The collapse of the I-35 Bridge in St. Paul, Minnesota this past summer is a distressing remainder to state legislators of the fragile condition of most of America's roads and infrastructure. Jim Read, NCSL's Transportation Program Director, joined NCSL's Top 10 Legislative Issues for 2008 podcast series to discuss the challenges legislators will face this year to allocate funds and creatively look for ways to increase revenue in efforts to fix roadways.
Roads and bridges underlie entire state economies, therefore funding sources to fix infrastructure is a critical mission for legislators. Read explains that the decline in state gas taxes and purchasing powers are the two main concerns for states - "less money is available for states to spend and states will be looking at variety of ways to increase revenue including tolling and private-public partnerships". According to Read, 23 states have authorization to partner with vendors. For example, Indiana's toll road initiative totaled $4 billion in a vendor partnership to take care of roads.

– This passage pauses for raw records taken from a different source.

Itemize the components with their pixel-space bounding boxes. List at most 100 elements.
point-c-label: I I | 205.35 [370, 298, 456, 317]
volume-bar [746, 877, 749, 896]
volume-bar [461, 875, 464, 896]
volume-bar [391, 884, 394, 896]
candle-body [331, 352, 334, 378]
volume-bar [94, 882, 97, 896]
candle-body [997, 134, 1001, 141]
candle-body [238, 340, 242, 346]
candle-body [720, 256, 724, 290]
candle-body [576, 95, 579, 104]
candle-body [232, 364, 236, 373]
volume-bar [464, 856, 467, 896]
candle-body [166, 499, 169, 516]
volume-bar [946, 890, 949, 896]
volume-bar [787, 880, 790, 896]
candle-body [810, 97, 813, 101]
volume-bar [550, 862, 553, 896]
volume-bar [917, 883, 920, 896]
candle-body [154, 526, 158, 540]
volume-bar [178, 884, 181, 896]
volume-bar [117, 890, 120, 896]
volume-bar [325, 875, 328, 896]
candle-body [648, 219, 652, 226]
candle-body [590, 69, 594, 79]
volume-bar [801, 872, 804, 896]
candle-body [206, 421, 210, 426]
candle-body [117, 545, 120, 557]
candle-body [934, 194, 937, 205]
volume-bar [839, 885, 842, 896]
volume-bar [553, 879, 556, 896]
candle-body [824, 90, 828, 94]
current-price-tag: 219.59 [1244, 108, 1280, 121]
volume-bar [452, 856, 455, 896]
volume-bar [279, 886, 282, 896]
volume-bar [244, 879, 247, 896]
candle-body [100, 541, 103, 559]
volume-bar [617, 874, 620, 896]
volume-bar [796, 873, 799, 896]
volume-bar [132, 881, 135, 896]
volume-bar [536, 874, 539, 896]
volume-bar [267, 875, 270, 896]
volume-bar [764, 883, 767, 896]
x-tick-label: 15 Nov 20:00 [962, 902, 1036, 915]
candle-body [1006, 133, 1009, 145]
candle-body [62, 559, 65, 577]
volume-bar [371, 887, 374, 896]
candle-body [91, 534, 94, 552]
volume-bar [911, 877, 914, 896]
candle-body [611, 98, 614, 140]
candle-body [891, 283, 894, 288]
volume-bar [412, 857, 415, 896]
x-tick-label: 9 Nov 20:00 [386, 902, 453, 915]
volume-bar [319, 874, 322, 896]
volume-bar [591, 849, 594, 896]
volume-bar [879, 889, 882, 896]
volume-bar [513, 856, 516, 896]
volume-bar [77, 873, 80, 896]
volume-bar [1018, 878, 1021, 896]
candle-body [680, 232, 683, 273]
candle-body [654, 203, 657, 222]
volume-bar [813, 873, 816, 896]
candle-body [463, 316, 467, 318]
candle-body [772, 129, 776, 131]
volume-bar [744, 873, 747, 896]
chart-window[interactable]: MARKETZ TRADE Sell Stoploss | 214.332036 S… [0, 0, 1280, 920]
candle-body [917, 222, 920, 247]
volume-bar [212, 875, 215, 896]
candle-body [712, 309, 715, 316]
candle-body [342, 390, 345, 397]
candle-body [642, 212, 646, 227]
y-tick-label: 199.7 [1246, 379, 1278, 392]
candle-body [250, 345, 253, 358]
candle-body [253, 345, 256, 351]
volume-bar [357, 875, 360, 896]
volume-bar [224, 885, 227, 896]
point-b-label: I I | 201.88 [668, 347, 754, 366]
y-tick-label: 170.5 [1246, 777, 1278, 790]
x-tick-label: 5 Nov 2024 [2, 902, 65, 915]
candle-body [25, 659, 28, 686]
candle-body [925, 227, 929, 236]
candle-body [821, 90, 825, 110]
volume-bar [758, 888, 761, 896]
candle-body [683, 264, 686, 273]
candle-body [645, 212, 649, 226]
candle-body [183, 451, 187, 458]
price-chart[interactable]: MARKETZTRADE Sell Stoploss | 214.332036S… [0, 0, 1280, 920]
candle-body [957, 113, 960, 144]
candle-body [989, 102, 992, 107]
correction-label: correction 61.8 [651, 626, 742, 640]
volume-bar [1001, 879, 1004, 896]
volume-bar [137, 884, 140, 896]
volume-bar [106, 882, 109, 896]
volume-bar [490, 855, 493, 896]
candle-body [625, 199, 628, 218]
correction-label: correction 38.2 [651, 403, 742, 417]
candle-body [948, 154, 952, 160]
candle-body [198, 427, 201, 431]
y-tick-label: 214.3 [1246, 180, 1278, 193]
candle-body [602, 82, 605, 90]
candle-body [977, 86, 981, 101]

In addition, states might be playing a bigger role in this issue if Federal spending for reauthorization of transportation programs remains underfunded. This is where partnerships with vendors come into play. Read says "States will look at basic contracting services to selling or leasing toll roads" However, contracts are negotiated behind close doors questioning the protection of public interest.
In 2008, legislatures are expected to take a number of actions on this issue. For instance, Colorado assigned a study commission to closely examine revenue strategies. The commission concluded that increasing gas taxes remains the number one source of funding for the state. Other states will be empowering local governments to pass increases in tax legislation as well as authority to create and maintain transportation infrastructure.
States are also expected to embark on pilot projects to implement innovative strategies to increase revenue. In the case of Oregon, a vehicle-mile-travel-fee system is being tested. Rather than charge a gas tax at the pomp travelers will be charged a fee for each mile they travel. Read confirms the system will probably be implemented in ten years.
· The trend of State and Local governments to look to tolls and partnerships with vendors as attractive options to generate much needed revenue is also a major driver for investment in information transportation systems (ITS). GovWin's State and Local IT Market Forecast 2007-2012 provides an detailed analysis of this trend and emphasis that investments of ITS deployments such as traffic signal optimization, electronic sign boards and others are expected by the end of 2012.
· State and local governments benefit from the largest federal funds offered for transportation programs within their communities. Among the several programs funded by the Safe, Accountable, Flexible, Efficient Transportation Equity Act: A Legacy for User (SAFETEA-LU), states will closely follow federal-aid aimed at testing tolling, encouraging private sector investment and promoting the innovation of new technologies.